Page:Dostoïevski - Les Possédés, Plon, 1886, tome 2.djvu/392

Cette page n’a pas encore été corrigée

— Il m’a longuement parlé d’une dame de la haute société, qui avait les cheveux noirs, reprit Sophie Matvievna, rouge comme une pivoine ; du reste, elle avait remarqué que Barbara Pétrovna était blonde et n’offrait aucune ressemblance avec la « brune ».

— Une dame qui avait les cheveux noirs ? — Qu’est-ce que c’est bien que cela ? Allons, parle !

— Il m’a dit que cette dame l’avait passionnément aimé pendant toute sa vie, pendant vingt années entières ; mais que jamais elle n’avait osé lui avouer son amour et qu’elle se sentait honteuse devant lui, parce qu’elle était trop grosse…
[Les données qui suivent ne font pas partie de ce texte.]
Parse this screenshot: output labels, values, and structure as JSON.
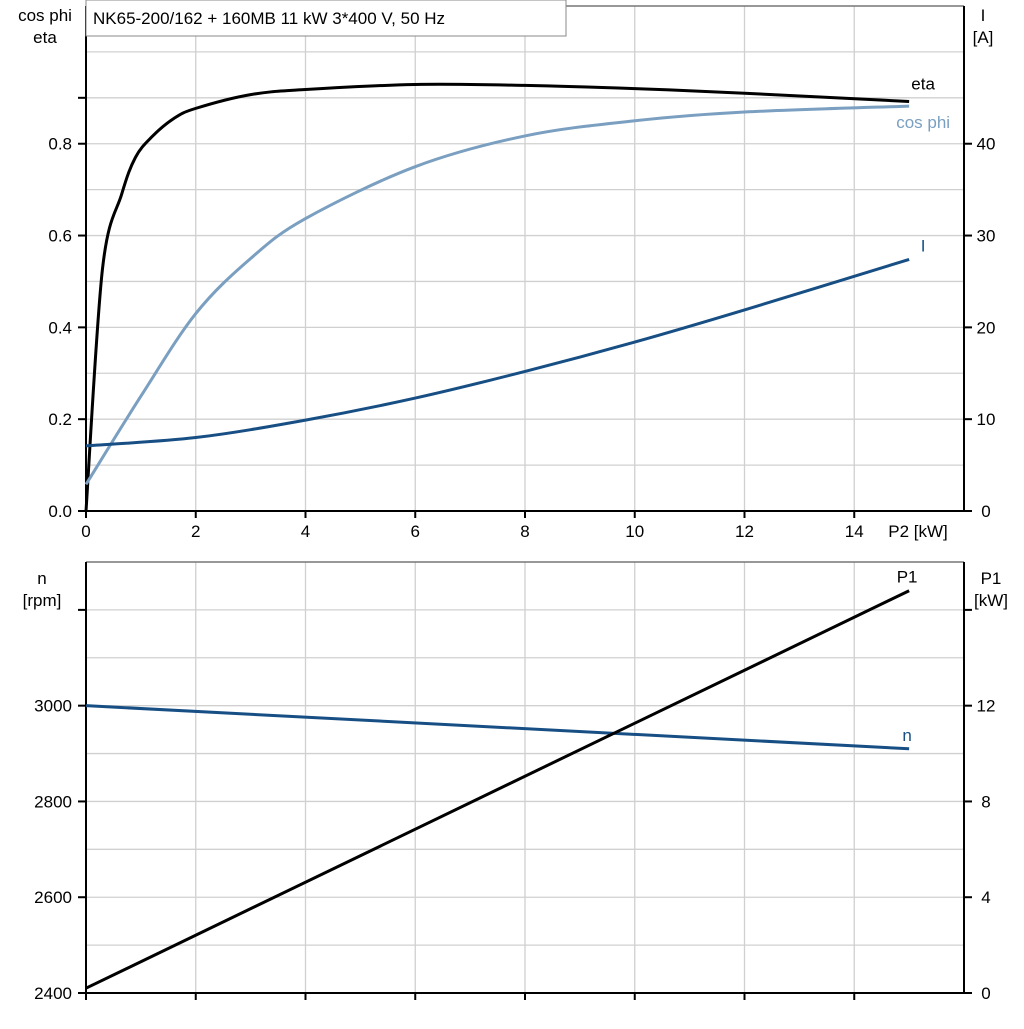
{
  "chart_data": [
    {
      "type": "line",
      "title": "NK65-200/162 + 160MB   11 kW   3*400 V, 50 Hz",
      "xlabel": "P2 [kW]",
      "ylabel_left": [
        "cos phi",
        "eta"
      ],
      "ylabel_right": [
        "I",
        "[A]"
      ],
      "xlim": [
        0,
        16
      ],
      "ylim_left": [
        0,
        1.1
      ],
      "ylim_right": [
        0,
        55
      ],
      "x_ticks": [
        0,
        2,
        4,
        6,
        8,
        10,
        12,
        14
      ],
      "y_ticks_left": [
        "0.0",
        "0.2",
        "0.4",
        "0.6",
        "0.8"
      ],
      "y_ticks_right": [
        "0",
        "10",
        "20",
        "30",
        "40"
      ],
      "grid": true,
      "series": [
        {
          "name": "eta",
          "axis": "left",
          "color": "#000000",
          "x": [
            0,
            0.3,
            0.65,
            0.9,
            1.2,
            1.6,
            2,
            3,
            4,
            6,
            8,
            10,
            12,
            15
          ],
          "y": [
            0,
            0.527,
            0.69,
            0.77,
            0.815,
            0.855,
            0.877,
            0.907,
            0.918,
            0.929,
            0.927,
            0.92,
            0.91,
            0.892
          ]
        },
        {
          "name": "cos phi",
          "axis": "left",
          "color": "#7a9fc0",
          "x": [
            0,
            1,
            2,
            3,
            4,
            6,
            8,
            10,
            12,
            15
          ],
          "y": [
            0.058,
            0.25,
            0.43,
            0.55,
            0.637,
            0.75,
            0.817,
            0.85,
            0.869,
            0.882
          ]
        },
        {
          "name": "I",
          "axis": "right",
          "color": "#174f85",
          "x": [
            0,
            2,
            4,
            6,
            8,
            10,
            12,
            15
          ],
          "y": [
            7.1,
            8.0,
            9.9,
            12.3,
            15.2,
            18.4,
            21.9,
            27.4
          ]
        }
      ]
    },
    {
      "type": "line",
      "xlim": [
        0,
        16
      ],
      "ylabel_left": [
        "n",
        "[rpm]"
      ],
      "ylabel_right": [
        "P1",
        "[kW]"
      ],
      "ylim_left": [
        2400,
        3300
      ],
      "ylim_right": [
        0,
        18
      ],
      "x_ticks": [
        0,
        2,
        4,
        6,
        8,
        10,
        12,
        14
      ],
      "y_ticks_left": [
        "2400",
        "2600",
        "2800",
        "3000"
      ],
      "y_ticks_right": [
        "0",
        "4",
        "8",
        "12"
      ],
      "grid": true,
      "series": [
        {
          "name": "n",
          "axis": "left",
          "color": "#174f85",
          "x": [
            0,
            15
          ],
          "y": [
            3000,
            2910
          ]
        },
        {
          "name": "P1",
          "axis": "right",
          "color": "#000000",
          "x": [
            0,
            15
          ],
          "y": [
            0.2,
            16.8
          ]
        }
      ]
    }
  ]
}
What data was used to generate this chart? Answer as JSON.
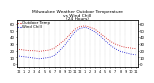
{
  "title": "Milwaukee Weather Outdoor Temperature\nvs Wind Chill\n(24 Hours)",
  "title_fontsize": 3.2,
  "background_color": "#ffffff",
  "temp_color": "#cc0000",
  "windchill_color": "#0000cc",
  "grid_color": "#888888",
  "x_hours": [
    0,
    1,
    2,
    3,
    4,
    5,
    6,
    7,
    8,
    9,
    10,
    11,
    12,
    13,
    14,
    15,
    16,
    17,
    18,
    19,
    20,
    21,
    22,
    23
  ],
  "x_labels": [
    "12",
    "1",
    "2",
    "3",
    "4",
    "5",
    "6",
    "7",
    "8",
    "9",
    "10",
    "11",
    "12",
    "1",
    "2",
    "3",
    "4",
    "5",
    "6",
    "7",
    "8",
    "9",
    "10",
    "11"
  ],
  "temp_values": [
    22,
    21,
    20,
    20,
    19,
    20,
    21,
    24,
    30,
    36,
    44,
    52,
    56,
    57,
    55,
    52,
    46,
    40,
    34,
    30,
    27,
    25,
    24,
    23
  ],
  "windchill_values": [
    12,
    11,
    10,
    9,
    8,
    9,
    10,
    13,
    20,
    28,
    38,
    48,
    53,
    55,
    52,
    48,
    42,
    35,
    28,
    23,
    19,
    17,
    15,
    14
  ],
  "ylim": [
    -5,
    65
  ],
  "yticks": [
    0,
    10,
    20,
    30,
    40,
    50,
    60
  ],
  "ytick_labels": [
    "0",
    "10",
    "20",
    "30",
    "40",
    "50",
    "60"
  ],
  "ytick_fontsize": 2.8,
  "xtick_fontsize": 2.5,
  "legend_entries": [
    "Outdoor Temp",
    "Wind Chill"
  ],
  "legend_fontsize": 2.8,
  "linewidth": 0.6,
  "grid_linewidth": 0.3
}
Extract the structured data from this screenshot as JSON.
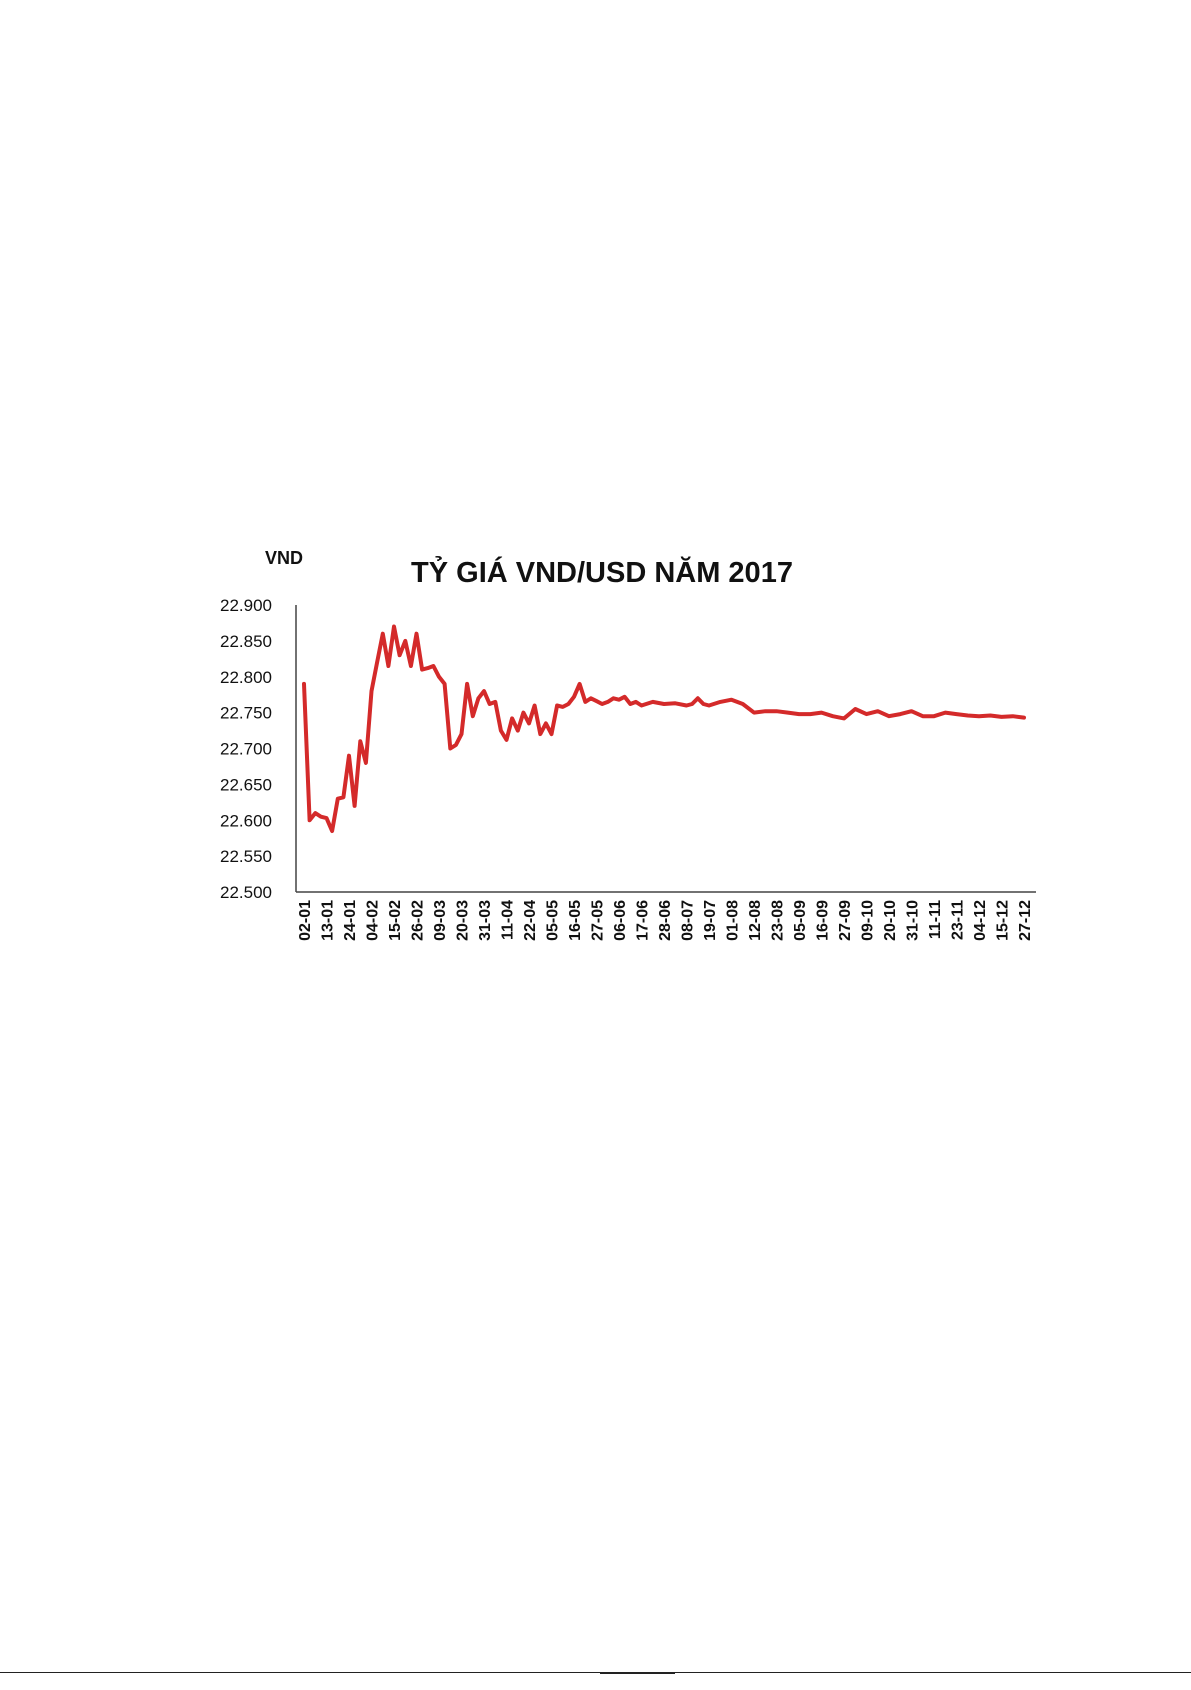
{
  "chart_data": {
    "type": "line",
    "title": "TỶ GIÁ VND/USD NĂM 2017",
    "ylabel": "VND",
    "xlabel": "",
    "ylim": [
      22500,
      22900
    ],
    "yticks": [
      22500,
      22550,
      22600,
      22650,
      22700,
      22750,
      22800,
      22850,
      22900
    ],
    "ytick_labels": [
      "22.500",
      "22.550",
      "22.600",
      "22.650",
      "22.700",
      "22.750",
      "22.800",
      "22.850",
      "22.900"
    ],
    "categories": [
      "02-01",
      "13-01",
      "24-01",
      "04-02",
      "15-02",
      "26-02",
      "09-03",
      "20-03",
      "31-03",
      "11-04",
      "22-04",
      "05-05",
      "16-05",
      "27-05",
      "06-06",
      "17-06",
      "28-06",
      "08-07",
      "19-07",
      "01-08",
      "12-08",
      "23-08",
      "05-09",
      "16-09",
      "27-09",
      "09-10",
      "20-10",
      "31-10",
      "11-11",
      "23-11",
      "04-12",
      "15-12",
      "27-12"
    ],
    "grid": false,
    "legend": "none",
    "series": [
      {
        "color": "#d42a2a",
        "x": [
          0,
          0.25,
          0.5,
          0.75,
          1,
          1.25,
          1.5,
          1.75,
          2,
          2.25,
          2.5,
          2.75,
          3,
          3.25,
          3.5,
          3.75,
          4,
          4.25,
          4.5,
          4.75,
          5,
          5.25,
          5.5,
          5.75,
          6,
          6.25,
          6.5,
          6.75,
          7,
          7.25,
          7.5,
          7.75,
          8,
          8.25,
          8.5,
          8.75,
          9,
          9.25,
          9.5,
          9.75,
          10,
          10.25,
          10.5,
          10.75,
          11,
          11.25,
          11.5,
          11.75,
          12,
          12.25,
          12.5,
          12.75,
          13,
          13.25,
          13.5,
          13.75,
          14,
          14.25,
          14.5,
          14.75,
          15,
          15.5,
          16,
          16.5,
          17,
          17.25,
          17.5,
          17.75,
          18,
          18.5,
          19,
          19.5,
          20,
          20.5,
          21,
          21.5,
          22,
          22.5,
          23,
          23.5,
          24,
          24.5,
          25,
          25.5,
          26,
          26.5,
          27,
          27.5,
          28,
          28.5,
          29,
          29.5,
          30,
          30.5,
          31,
          31.5,
          32
        ],
        "values": [
          22790,
          22600,
          22610,
          22605,
          22603,
          22585,
          22630,
          22632,
          22690,
          22620,
          22710,
          22680,
          22780,
          22820,
          22860,
          22815,
          22870,
          22830,
          22850,
          22815,
          22860,
          22810,
          22812,
          22815,
          22800,
          22790,
          22700,
          22705,
          22720,
          22790,
          22745,
          22770,
          22780,
          22762,
          22765,
          22725,
          22712,
          22742,
          22725,
          22750,
          22735,
          22760,
          22720,
          22735,
          22720,
          22760,
          22758,
          22762,
          22772,
          22790,
          22765,
          22770,
          22766,
          22762,
          22765,
          22770,
          22768,
          22772,
          22762,
          22765,
          22760,
          22765,
          22762,
          22763,
          22760,
          22762,
          22770,
          22762,
          22760,
          22765,
          22768,
          22762,
          22750,
          22752,
          22752,
          22750,
          22748,
          22748,
          22750,
          22745,
          22742,
          22755,
          22748,
          22752,
          22745,
          22748,
          22752,
          22745,
          22745,
          22750,
          22748,
          22746,
          22745,
          22746,
          22744,
          22745,
          22743
        ]
      }
    ]
  }
}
— L’imbécile ! déclara sèchement Barbara Pétrovna qui cependant paraissait songeuse.

Sophie Matvievna n’était plus en état de retenir ses larmes.

— Je ne saurais pas bien raconter, car, pendant qu’il parlait, j’étais moi-même fort inquiète pour lui, et puis je ne pouvais pas comprendre, parce que c’est un homme si spirituel…

— Ce n’est pas une corneille comme toi qui peut juger de son esprit. Il t’a offert sa main ?

La narratrice se mit à trembler.

— Il s’est amouraché de toi ? — Parle ! Il t’a proposé le mariage ? cria Barbara Pétrovna.

— À peu près, répondit en pleurant Sophie Matvievna. — Mais j’ai pris tout cela pour l’effet de la maladie et n’y ai attaché aucune importance, ajouta-t-elle en relevant hardiment les yeux.

— Comment t’appelle-t-on : ton prénom et ta dénomination patronymique ?

— Sophie Matvievna.

— Eh bien, sache, Sophie Matvievna, que c’est l’homme le plus vain, le plus mauvais… Seigneur ! Seigneur ! Me prends-tu pour une vaurienne ?

La colporteuse ouvrit de grands yeux.